“Eleven hundred” is usually the answer John Nixon will give when asked how many children he and his wife have.
Surrounded by students’ artwork in his office, the soft-spoken British educator pointed at an exquisite oversized painting of a traditional Japanese woman hanging across from his desk.
“A Japanese student did that,” he said, admiring the picture like one showing off a masterpiece by his own child.
“I think young adults today can be really pressured by their peers and by the commercial world, and not all that pressure is positive. One thing the school and I try to encourage them [to realize] is that they have the right to make the right choices for themselves,” Nixon said.
The son of shipyard workers in the UK, the CEO of the Taipei European School (TES) paid tribute to his parents for instilling a thirst for knowledge in him at an early age.
Despite his family’s struggle with money, Nixon considers himself lucky.
“My stepfather had always been very keen for me to go college, get an education and have the chance he did not have,” he said. “My parents would buy me any books I wanted.”
Young Nixon, however, had to do various odd jobs to support himself, including driving a truck to sell tea door-to-door and, after he turned 20, being hired as a window repairman for a skyscraper.
Since then, the avid mountaineer has conquered some of the world’s toughest peaks, including the Himalayas and Mount Kenya.
“Sometimes you learn from jobs that you don’t like. I knew I didn’t want to work on a building site, but now I build schools,” he chuckled.
Affectionately known as “Bob the Builder” among students because of his frequent donning of a yellow hard hat around school construction sites, in the last eight years Nixon has overseen the expansion of his school, both in size and number of students.
The high school campus at Yangmingshan was completed in 2002, while the new Swire European Primary Campus in Shilin District was inaugurated in August last year.
Both campuses are fully equipped with state-of-the-art technology that facilitates interaction between students and teachers.
The primary campus consists of three main buildings: an Infant Wing, a Junior Wing and a Central Resource Area. The school’s Web site says that a sports center will be built later as part of a second phase of development
But for the former geology teacher, the hardware found at the school is of secondary importance, with the holistic development of students the school’s raison d’etre.
Nixon stresses that his main commitment is not only helping students excel academically, but also looking after the children’s well-being under what he described as “pastoral care” promoting health, social and moral education.
“Some of the students we teach will become very important leaders in the future. I want them to have a humanistic approach [and] to learn to be considerate, understanding and tolerant,” he said.
Children, he said, learn better when they feel comfortable and happy.
Acknowledging that the majority of TES students are from privileged families, Nixon said the school has set up many programs to involve them in local charity work.
Many of the high school students also travel to Cambodia each year to build houses for those in need, he said.

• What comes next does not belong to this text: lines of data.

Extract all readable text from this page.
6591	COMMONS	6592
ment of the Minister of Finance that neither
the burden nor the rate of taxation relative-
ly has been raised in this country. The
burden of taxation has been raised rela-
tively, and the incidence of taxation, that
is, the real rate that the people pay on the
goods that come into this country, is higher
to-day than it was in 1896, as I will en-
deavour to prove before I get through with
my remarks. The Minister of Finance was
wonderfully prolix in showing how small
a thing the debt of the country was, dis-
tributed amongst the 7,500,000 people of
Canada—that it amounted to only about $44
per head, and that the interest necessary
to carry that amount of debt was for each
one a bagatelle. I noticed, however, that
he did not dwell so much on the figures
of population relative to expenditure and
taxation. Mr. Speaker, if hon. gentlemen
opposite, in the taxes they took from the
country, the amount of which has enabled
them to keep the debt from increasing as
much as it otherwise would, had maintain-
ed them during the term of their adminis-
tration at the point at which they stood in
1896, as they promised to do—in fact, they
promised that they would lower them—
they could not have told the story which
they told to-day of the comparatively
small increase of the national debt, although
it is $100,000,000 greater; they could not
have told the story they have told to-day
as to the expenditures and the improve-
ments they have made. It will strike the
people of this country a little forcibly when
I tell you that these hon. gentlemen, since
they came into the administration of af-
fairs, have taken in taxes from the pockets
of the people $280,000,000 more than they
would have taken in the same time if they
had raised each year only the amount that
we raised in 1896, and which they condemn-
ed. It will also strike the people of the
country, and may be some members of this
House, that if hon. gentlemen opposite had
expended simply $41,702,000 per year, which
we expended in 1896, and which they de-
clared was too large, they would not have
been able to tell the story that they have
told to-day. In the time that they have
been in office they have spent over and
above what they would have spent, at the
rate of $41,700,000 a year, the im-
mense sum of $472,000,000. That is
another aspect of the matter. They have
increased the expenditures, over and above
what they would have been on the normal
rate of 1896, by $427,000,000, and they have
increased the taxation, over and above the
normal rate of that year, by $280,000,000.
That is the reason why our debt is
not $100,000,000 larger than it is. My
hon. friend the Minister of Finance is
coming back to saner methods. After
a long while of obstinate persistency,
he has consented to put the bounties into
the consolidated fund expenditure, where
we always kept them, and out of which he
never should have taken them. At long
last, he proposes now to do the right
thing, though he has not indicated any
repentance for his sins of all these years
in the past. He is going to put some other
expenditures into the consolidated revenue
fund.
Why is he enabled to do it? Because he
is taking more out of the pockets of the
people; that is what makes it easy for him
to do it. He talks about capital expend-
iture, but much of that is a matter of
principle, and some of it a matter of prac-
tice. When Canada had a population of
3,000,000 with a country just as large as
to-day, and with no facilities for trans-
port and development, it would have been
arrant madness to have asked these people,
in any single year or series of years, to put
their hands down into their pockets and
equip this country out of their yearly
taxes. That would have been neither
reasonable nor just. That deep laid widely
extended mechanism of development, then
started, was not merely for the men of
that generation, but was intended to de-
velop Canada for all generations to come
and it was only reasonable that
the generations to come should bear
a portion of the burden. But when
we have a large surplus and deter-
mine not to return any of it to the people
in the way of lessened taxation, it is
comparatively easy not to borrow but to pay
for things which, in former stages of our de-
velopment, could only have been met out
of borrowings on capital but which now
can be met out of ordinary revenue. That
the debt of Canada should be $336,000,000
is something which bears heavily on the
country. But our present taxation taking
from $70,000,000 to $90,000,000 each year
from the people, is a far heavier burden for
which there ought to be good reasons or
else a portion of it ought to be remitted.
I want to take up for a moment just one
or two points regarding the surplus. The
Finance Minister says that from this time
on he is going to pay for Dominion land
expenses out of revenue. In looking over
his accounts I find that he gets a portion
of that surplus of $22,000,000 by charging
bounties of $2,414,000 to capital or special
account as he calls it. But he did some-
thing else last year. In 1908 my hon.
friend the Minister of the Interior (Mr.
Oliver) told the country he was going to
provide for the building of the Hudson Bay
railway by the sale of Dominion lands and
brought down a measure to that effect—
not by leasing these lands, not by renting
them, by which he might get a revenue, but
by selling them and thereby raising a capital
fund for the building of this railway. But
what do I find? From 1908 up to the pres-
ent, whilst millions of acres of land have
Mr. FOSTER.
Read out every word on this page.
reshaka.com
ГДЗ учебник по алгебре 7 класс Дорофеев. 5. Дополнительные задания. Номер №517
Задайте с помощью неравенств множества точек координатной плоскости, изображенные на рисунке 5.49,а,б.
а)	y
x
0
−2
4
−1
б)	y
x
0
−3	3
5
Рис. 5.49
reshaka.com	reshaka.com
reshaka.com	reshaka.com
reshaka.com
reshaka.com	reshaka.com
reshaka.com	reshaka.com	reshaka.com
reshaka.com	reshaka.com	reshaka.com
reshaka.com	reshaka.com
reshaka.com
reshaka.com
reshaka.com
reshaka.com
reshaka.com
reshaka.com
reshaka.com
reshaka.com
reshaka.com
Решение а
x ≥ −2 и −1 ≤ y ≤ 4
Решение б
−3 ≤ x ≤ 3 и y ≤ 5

It is Nixon’s unwavering dedication to education in Taiwan that has earned him a chance to be made a Member of the Order of the British Empire last year, one of the most prestigious honors meted out by Queen Elizabeth II to recognize stellar achievements, contributions and acts of bravery by British subjects.
“I don’t know and I don’t think I will ever know who nominated me, but it is very special honor for me,” he said.
TES is the second international school Nixon has worked at, after serving as vice-principal of a school in Qatar for 11 years.
“I don’t know where I will go next after Taipei, but I do know it will be somewhere I can be challenged,” he said.